The SCRIPT, by which is meant the conventional copy-book writing hand, as distinguished from the Italic on the one hand and the law hand on the other, is another form of the Bâtarde, and is supposed to have originated with Pierre Moreau of Paris, whose widow in 1648 published a very curious Virgil, the first volume of which is printed in this character, in four or five sizes. The Dutch founders copied it, and the curious founts in Grover’s foundry were probably most of them of Dutch origin.[110] About 1760 Cottrell and Jackson both cut improved founts of this character. The Script, which the French have called LETTRE COULÉE and LETTRE DE FINANCE, and the Germans GESCHREVEN SCHRIFT, has undergone a good many changes, especially during the present century. M. Didot in 1815 introduced a series of ligatures, or connectors, which had the effect of making the letters in each word join continuously; and at the same time cast his letters on an inclined body, so as to fit closely together, and be self-supporting. His system, however, involved a large number of combination-letters and ligatures, which rendered it generally impracticable; and it was eventually replaced by a square-bodied Script, contrived to unite all the advantages, and obviate all the disadvantages, of his ingenious system.

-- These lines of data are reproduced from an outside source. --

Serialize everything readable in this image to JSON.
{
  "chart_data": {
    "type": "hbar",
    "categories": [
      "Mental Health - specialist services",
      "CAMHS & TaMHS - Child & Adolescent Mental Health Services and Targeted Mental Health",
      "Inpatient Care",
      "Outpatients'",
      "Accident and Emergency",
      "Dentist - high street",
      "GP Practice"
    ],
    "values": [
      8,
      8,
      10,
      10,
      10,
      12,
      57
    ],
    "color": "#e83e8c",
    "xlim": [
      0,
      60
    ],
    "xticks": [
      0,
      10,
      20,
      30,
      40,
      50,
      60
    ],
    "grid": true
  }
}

CHAPTER II. TYPE FACES (CONTINUED).
THE LEARNED, FOREIGN, AND PECULIAR CHARACTERS.
GREEK.
REEK type first occurs in the Cicero de Officiis, printed at Mentz in 1465, at the press of Fust and Schoeffer. The fount used is exceedingly rude and imperfect, many of the letters being ordinary Latin.[111] In the same year Sweynheim and Pannartz at Subiaco used a good Greek letter for some of the quotations occurring in Lactantius; but the supply being short, the larger quotations were left blank, to be filled in by hand. The first book wholly printed in Greek was the Grammar of Lascaris, by Paravisinus, in Milan, in 1476, in types stated to be cut and cast by Demetrius of Crete. The fount (about a Great Primer in body) is a curious one, and contains breathings, accents and a few abbreviations. The headings to the chapters are wholly in capitals, which are very bold.[112] It is to the glory of Milan that not only was the first Greek book printed within its walls, but also the first Greek classic and the first portion of the Greek Scriptures. The former was the Æsop, printed, it is supposed, in 1480, but without printer’s name. The resemblance, however, {58} between the fount of this work and that of the Lactantius is so close that there seems much reason for crediting Paravisinus with the performance. The Greek of the Psalter of 1481 is very different, the lower-case being larger, and remarkably bold and compact in appearance. The capitals generally resemble the Lactantius fount.
Jenson, at Venice, appears to have cut Greek type as early as about 1470. In 1486 two Cretan printers produced respectively a Greek Psalter, with accents and breathings, and Homer’s Batrachomyomachia. It was, however, reserved to Florence to boast of the first complete edition of Homer, which was printed in that city in 1488. This work, one of the most glorious monuments of the typographic art, appears in a beautiful Great Primer type, of remarkable elegance and neatness, with few abbreviations. The printer was Demetrius of Crete.